I so thought I was already subscribed...I was very disappointed in myself when I came looking for your review of this product and saw I wasn't!!!! I have corrected my error and thank you!!! Lol
Did you make a sauce or gravy with the meat juice, by chance? Both styles look so delicious!!! 😍😍😍
Looks good thanks, but I never saw the seasoning information
I have the IP 6 QT. Very convenient. Thank you for this very informative video. Looking to go for the 13 in 1.
I'm so glad you found the video helpful. I wish Instant Pot had more and better instructions and recipes for this appliance.
Thanks for watching
Could you have cooked the two pounds at one time? What is the max you can cook at a time (sous vide)? You are a good teacher. Thank you.
Hello, yes it could have fit a 2 pound chuck roast.
Thank you so much for your kind words and thank you for watching!
Would you recommend this Instapot or Ninja Foodi Smart Lid?
What is your seasoned salt blend that you use?
Does it use the same amount of electric per hour when pressure cooking or sois vide cooking? Could make it a very expensive piece of meat.
Thanks for your review. But I don't understand why you didn't removed the water at end and used the funtion of multifry for roasting the meat?
I've got that instant pot and all the sudden it's not sealing. I checked the seal it's fine. Steam is coming out all around the lid and it's in the lock position. Have you had any problems like this?

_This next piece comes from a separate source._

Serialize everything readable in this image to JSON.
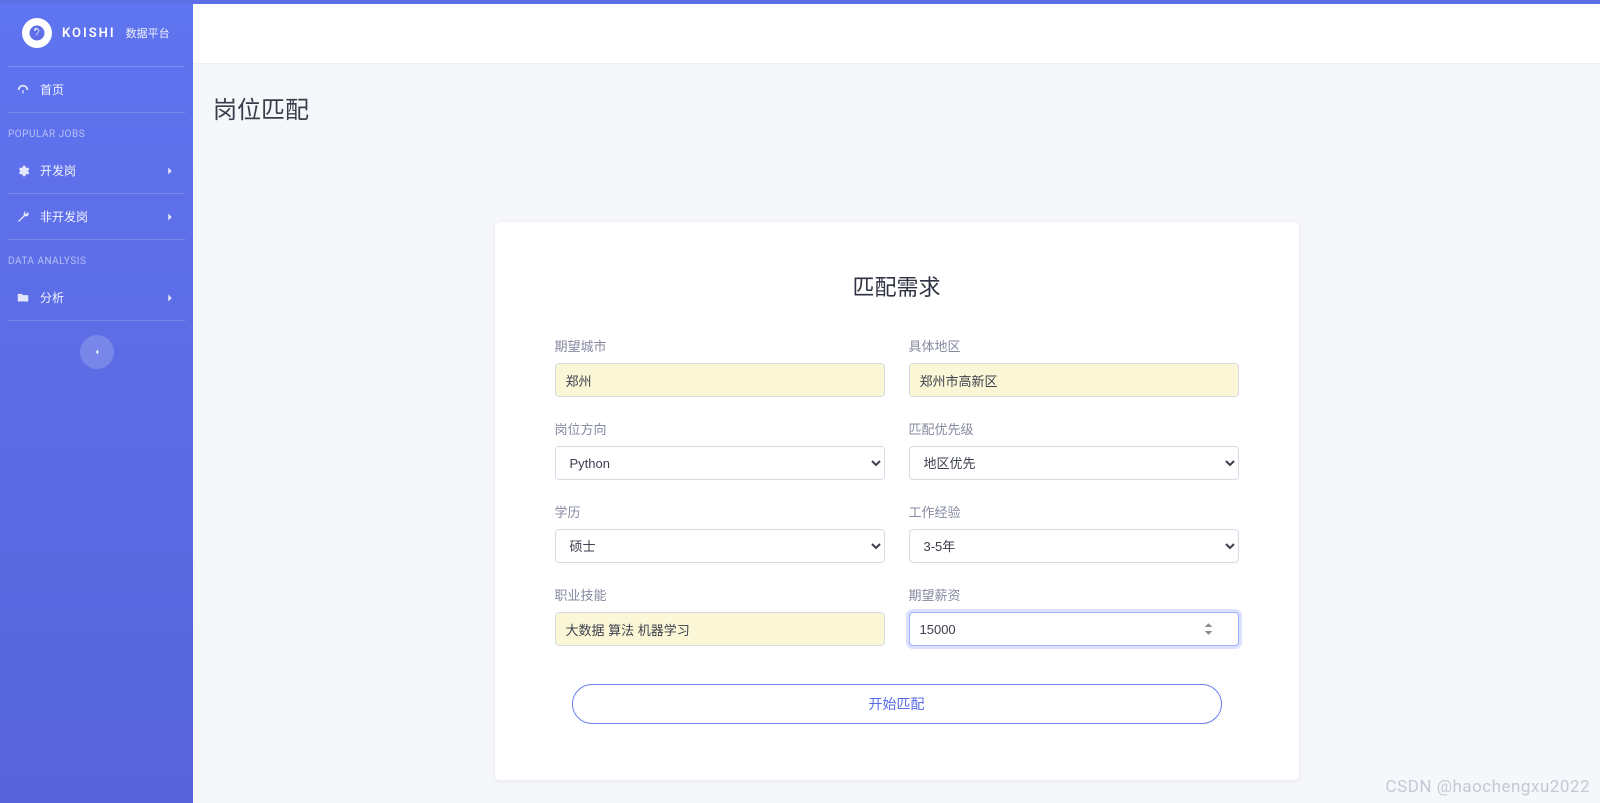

Ps. I'm not sure what I did but after a while of messing with it it's pressure cooking. There is still a little bit of steam coming out the release port and if I tap the lid puffs of steam come out the release port. A bit confused. 🤔
I saw on another video a person removed the ring sealer. She said u could freeze it if it's gotten loose or even order another. I think her channel may be cooking with Thaz or something like that
@Fee Fee thanks for replying. I understand on mine unfortunately the ring seal can not be replaced. Bummer but that's the way the ultimate lid is made. Although if I move it around I can find a spot where it will seal also it seems that the pot is not uniformly round which may have something to do with it.
How many cookers you have?????
A LOT LOL! I give them to friends and family when I'm done with them. I don't have enough space to keep them all.
@@sweetsavant I can sure use a pressure cooker and if you could see in your heart. It would be a great honor to receive one from you..
Is it 24 hours in total, or 24 hours once the pot gets to the cooking mode? I find that preheating can take 20 minutes or more.
Sorry. But is the Purpose of Sous Vide????? I mean like Really!!!!
It cooks the meat to the exact temperature evenly without overcooking. And for Chucks it makes them tender and able to be seared in a pan like a ribeye .
Sous vide is something I've always wanted to know about "but was afraid to ask!" I'm with you, I want my meat to fall apart. Because your demos are so good, I followed your link and ordered this Instant Pot to use in my tiny home. Just what I need, something that can do everything. Thank you!